If the referendum had gone the other way, it would have taken Nigel Farage days, rather than the months it took Remainers, to argue that the result had been a cheat and a second referendum was needed. Indeed, Farage was laying down the groundwork for just such a strategy with the tone of his “concession” speech, blaming Project Fear scaremongering, shortly after the polls closed, when he appeared to think that Remain had won. Of course, what the People’s Vote project — the name is a straight rip-off from the Eurosceptic-backed campaign to pressure Cameron into holding an In/Out Referendum, the People’s Pledge — is now trying to achieve is not truly a referendum on the deal but a way of overturning Brexit, or achieving an “Exit from Brexit” as its Liberal Democrat supporters honestly proclaim.
It seems unlikely but not impossible that there will be an election this autumn, but if there is it will surely irrevocably smash the party system. Such an election would be precipitated by May failing to get her preferred Brexit deal through the Commons. For this to happen, some Conservative MPs would have to vote against the government in a confidence vote and the Tories would be standing on a pro-deal, whatever that deal may be, manifesto. Those Conservatives who opposed the deal would then have to stand on their own anti-deal manifesto. This may seem an unlikely scenario, but Europe could still finally bring about the split in the Conservative Party that it has been threatening to do since Margaret Thatcher’s Bruges speech 20 years ago.
The Labour party conference vote to make the deselection of MPs easier — not going as far as some of the Momentum hotheads would wish, but still proceeding in that direction — also makes a Labour split more likely. If MPs will be deselected anyway and the party cannot be recaptured, what is the case for more moderate MPs not leaving a party led by someone they believe would be a disastrous Prime Minister? The lessons of 1981 then become irrelevant as there is not the option of staying and fighting. Frank Field and John Woodcock will surely not be the last Labour MPs to leave their party this year or early next year.
In his new book, out this month, Start Again: How We Can Fix Our Broken Politics (4th Estate, £9.99), Times columnist and former Blair speechwriter Philip Collins make the case for a new centre party, the Common Wealth Party. Whether more MPs leave Labour is not the question: some certainly will. The question is whether a new significant centre party — or indeed a new social democratic, rather than Corbynista, Labour Party — will emerge.

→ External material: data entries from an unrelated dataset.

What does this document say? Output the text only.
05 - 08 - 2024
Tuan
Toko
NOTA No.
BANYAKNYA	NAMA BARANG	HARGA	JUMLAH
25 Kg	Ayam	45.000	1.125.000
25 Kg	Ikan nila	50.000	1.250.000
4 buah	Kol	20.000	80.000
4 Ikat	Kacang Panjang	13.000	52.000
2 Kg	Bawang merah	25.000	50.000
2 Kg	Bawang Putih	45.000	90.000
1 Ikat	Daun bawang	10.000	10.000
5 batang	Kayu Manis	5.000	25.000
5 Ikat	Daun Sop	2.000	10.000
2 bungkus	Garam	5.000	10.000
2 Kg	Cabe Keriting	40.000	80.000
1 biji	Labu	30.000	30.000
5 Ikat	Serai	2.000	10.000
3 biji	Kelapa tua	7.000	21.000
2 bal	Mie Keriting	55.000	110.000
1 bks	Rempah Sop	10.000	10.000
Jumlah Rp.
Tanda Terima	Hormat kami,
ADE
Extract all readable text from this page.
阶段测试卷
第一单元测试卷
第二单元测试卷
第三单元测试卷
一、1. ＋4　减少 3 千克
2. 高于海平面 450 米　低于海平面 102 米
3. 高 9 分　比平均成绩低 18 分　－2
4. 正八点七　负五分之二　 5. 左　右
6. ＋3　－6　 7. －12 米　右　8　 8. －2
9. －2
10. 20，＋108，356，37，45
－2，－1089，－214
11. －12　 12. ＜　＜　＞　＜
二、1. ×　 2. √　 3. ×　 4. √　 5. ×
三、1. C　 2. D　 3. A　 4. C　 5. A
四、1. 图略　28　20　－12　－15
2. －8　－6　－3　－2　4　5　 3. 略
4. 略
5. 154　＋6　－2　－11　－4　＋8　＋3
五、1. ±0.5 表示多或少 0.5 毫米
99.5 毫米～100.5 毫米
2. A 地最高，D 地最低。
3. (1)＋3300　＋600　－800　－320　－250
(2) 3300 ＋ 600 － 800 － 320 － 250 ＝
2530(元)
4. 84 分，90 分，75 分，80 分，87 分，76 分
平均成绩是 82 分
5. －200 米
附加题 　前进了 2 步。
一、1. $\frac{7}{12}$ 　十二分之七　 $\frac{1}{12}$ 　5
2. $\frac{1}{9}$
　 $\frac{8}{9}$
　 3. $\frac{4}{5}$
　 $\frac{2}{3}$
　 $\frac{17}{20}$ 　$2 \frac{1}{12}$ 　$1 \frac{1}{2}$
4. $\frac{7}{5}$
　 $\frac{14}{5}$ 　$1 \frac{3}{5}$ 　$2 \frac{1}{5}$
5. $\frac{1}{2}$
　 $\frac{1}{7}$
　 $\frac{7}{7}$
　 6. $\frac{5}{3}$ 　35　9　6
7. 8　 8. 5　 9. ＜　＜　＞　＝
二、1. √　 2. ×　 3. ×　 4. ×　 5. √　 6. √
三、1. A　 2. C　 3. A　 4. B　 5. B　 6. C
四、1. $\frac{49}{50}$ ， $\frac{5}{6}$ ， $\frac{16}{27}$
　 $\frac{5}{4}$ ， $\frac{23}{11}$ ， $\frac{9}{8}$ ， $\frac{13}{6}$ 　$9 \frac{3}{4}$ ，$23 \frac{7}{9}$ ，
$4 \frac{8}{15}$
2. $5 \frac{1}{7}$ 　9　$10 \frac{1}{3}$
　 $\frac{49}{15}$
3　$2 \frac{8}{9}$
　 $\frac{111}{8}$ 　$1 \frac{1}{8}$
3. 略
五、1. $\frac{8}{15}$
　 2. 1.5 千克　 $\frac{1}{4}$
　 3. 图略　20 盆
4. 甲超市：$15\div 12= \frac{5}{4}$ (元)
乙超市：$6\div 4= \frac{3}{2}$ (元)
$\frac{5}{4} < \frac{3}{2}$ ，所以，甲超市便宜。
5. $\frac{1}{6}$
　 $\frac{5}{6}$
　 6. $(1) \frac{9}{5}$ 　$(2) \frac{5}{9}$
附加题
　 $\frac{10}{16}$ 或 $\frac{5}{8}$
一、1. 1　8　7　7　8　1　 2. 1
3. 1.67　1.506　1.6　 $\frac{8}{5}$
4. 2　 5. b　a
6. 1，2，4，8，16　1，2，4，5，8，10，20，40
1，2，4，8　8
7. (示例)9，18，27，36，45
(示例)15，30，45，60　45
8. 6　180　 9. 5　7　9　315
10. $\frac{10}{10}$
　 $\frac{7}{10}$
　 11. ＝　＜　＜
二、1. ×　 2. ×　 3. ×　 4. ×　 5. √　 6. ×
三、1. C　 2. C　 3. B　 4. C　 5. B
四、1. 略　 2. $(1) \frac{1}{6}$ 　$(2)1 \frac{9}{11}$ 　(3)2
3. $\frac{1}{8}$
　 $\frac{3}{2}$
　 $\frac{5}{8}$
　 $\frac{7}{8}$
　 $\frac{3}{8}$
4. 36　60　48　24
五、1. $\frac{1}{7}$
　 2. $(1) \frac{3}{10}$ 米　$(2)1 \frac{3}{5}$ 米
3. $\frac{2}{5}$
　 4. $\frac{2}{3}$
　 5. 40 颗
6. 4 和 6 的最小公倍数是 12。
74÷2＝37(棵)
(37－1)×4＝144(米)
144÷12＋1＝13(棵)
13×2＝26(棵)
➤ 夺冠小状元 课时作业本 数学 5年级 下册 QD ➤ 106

One of the problems for new parties in the past has been funding, yet that will not be an issue this time. There are enough very wealthy men — and they are almost always men — who would be willing to fund both a “clean Brexit” party and a new centrist party. It is easy to visualise either such entity raising tens of millions to fight an election campaign.
Where new parties emerging now are at a distinct disadvantage, compared to the 1980s, is that by-elections, which provided the oxygen for the rise of the SDP in the 1980s, have become rarer, especially in Conservative-held seats: no Conservative MP has died in office since 2006 and by-elections in Tory-held seats for other reasons have also been rare.
It is more likely than not that our current party system will survive, with just a few Labour MPs peeling off and some Tories sitting as independents, depending on which way Brexit goes. Yet there is a possibility that this autumn will see the start of a re-alignment of British politics.